The majority concludes that, because respondent maintains control of the pole and transformer installed on appellant’s property, the pole and transformer do not constitute an improvement to real property under Minn.Stat. § 541.051 (1988). There is nothing in section 541.051 that suggests its application is limited to suits against those who install or create an improvement to real property and surrender control of it.

The majority correctly observes that Minn.Stat. § 541.051 does not protect an installer/owner of an improvement to real property from its own ongoing negligence. Minn.Stat. § 541.051, subd. 1(c) specifically provides:

Nothing in this section shall apply to actions for damages resulting from negligence in the maintenance, operation or inspection of the real property improvement against the owner or other person in possession.

However, the injury here was not caused by respondent’s ongoing negligence. It was caused by the failure to install the neutral isolator when the pole and transformer were installed. Until the neutral isolator was installed the condition of the pole and transformer was defective and unsafe.

The plain meaning of the term “improvements to real property” adopted by the Minnesota Supreme Court clearly applies to the pole and transformer installed by respondent. An improvement is:

a permanent addition to or betterment of real property that enhances its capital value and that involves the expenditure of labor or money and is designed to make the property more useful or valuable as distinguished from ordinary repairs.

Pacific Indem. Co. v. Thompson-Yaeger, Inc., 260 N.W.2d 548, 554 (Minn.1977) (quoting Kloster-Madsen, Inc. v. Tafis, Inc., 303 Minn. 59, 63, 226 N.W.2d 603, 607 (1975)).

The pole and transformer are a permanent addition to appellants’ property. There is no expectation that they will be removed from the property at any time in the future. The pole and transformer enhance the capital value of appellants’ farm. With the increased electrical service made possible by the pole and transformer, appellants are able to do things on their farm that were not possible before the pole and transformer were installed.
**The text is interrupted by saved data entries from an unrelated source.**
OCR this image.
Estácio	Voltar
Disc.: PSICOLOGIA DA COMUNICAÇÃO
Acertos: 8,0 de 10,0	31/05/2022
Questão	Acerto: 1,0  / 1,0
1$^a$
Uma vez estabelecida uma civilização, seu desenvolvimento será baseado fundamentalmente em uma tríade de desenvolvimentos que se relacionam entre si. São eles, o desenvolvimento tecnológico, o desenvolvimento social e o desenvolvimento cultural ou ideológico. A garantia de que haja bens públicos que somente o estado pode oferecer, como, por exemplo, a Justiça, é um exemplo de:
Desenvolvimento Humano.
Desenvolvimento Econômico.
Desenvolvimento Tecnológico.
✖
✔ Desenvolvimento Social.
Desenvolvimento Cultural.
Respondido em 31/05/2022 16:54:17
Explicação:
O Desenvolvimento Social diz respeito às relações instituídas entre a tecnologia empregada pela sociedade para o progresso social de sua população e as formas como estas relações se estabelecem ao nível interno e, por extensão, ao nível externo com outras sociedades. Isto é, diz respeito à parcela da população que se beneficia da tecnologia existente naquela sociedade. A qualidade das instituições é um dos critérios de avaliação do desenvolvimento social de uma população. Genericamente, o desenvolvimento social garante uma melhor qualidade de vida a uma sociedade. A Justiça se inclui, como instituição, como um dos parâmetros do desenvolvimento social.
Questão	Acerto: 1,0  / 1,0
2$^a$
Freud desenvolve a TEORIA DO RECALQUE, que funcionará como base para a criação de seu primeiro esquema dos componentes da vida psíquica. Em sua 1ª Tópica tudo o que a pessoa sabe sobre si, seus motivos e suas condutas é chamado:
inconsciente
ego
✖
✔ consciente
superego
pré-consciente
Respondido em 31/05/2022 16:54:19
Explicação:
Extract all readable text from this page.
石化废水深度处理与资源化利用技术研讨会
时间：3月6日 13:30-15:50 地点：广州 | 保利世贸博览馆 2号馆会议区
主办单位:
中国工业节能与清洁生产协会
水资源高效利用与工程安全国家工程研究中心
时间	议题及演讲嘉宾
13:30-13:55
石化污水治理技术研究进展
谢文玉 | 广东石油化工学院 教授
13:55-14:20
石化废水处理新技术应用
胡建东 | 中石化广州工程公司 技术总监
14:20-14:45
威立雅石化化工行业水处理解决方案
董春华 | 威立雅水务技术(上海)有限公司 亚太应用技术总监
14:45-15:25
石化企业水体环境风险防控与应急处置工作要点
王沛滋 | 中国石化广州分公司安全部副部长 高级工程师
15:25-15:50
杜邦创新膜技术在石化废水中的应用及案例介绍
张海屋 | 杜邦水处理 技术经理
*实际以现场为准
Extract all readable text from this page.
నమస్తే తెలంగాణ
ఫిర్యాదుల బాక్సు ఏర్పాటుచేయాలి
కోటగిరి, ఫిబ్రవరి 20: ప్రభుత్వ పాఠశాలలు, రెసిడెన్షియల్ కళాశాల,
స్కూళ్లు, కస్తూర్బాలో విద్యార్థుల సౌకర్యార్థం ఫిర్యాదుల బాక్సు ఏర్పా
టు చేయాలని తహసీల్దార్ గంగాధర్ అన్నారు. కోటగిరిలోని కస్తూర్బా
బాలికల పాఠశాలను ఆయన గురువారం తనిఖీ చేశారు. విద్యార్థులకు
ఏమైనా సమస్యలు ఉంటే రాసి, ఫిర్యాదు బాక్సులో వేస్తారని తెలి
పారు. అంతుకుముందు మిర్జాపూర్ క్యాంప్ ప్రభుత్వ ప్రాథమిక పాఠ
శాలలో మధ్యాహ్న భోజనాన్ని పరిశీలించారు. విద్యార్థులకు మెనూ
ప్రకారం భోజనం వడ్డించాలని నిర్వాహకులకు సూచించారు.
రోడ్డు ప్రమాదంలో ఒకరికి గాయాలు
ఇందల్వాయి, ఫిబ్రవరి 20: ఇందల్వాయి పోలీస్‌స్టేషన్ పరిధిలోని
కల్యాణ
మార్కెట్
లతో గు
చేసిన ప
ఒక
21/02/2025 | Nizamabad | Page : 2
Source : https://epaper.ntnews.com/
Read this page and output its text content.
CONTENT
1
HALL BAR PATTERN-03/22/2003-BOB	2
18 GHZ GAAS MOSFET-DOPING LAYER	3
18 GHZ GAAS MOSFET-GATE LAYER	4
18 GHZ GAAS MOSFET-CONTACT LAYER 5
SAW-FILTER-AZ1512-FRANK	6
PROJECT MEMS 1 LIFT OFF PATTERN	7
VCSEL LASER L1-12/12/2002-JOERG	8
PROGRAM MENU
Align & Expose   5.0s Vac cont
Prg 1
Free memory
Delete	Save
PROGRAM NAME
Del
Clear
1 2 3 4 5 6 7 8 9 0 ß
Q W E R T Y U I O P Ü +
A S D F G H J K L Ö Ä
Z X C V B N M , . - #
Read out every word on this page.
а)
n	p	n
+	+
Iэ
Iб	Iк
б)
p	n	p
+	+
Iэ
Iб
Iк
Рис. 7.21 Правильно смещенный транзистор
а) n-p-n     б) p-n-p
The sole reason for installation of the pole and transformer was to enable appellants to expand their farming operation. Though physically separate, the pole and transformer are an integral part of the new facilities added to appellants’ farm in 1980. The increased production capabilities of these facilities increase the value of the real estate. Installation of the pole and transformer involved the expenditure of labor and money. Finally, as already stated, the sole purpose for installing the pole and transformer was to enable appellants to expand their farming operation. The pole and transformer installation was specifically designed to accomplish this purpose. The pole and transformer did not take the place of existing electrical service; they expanded existing service.

There is nothing in Minn.Stat. § 541.051 or the supreme court’s interpretation of section 541.051 that suggests that the ap*522plication of the term “improvement to real property” to any physical structure should depend upon the ownership or control of the physical structure.

Because the injury suffered by appellants arose out of the defective condition of an improvement to real property, the trial court correctly found that appellants’ cause of action was barred by the two year statute of limitations under Minn.Stat. § 541.051.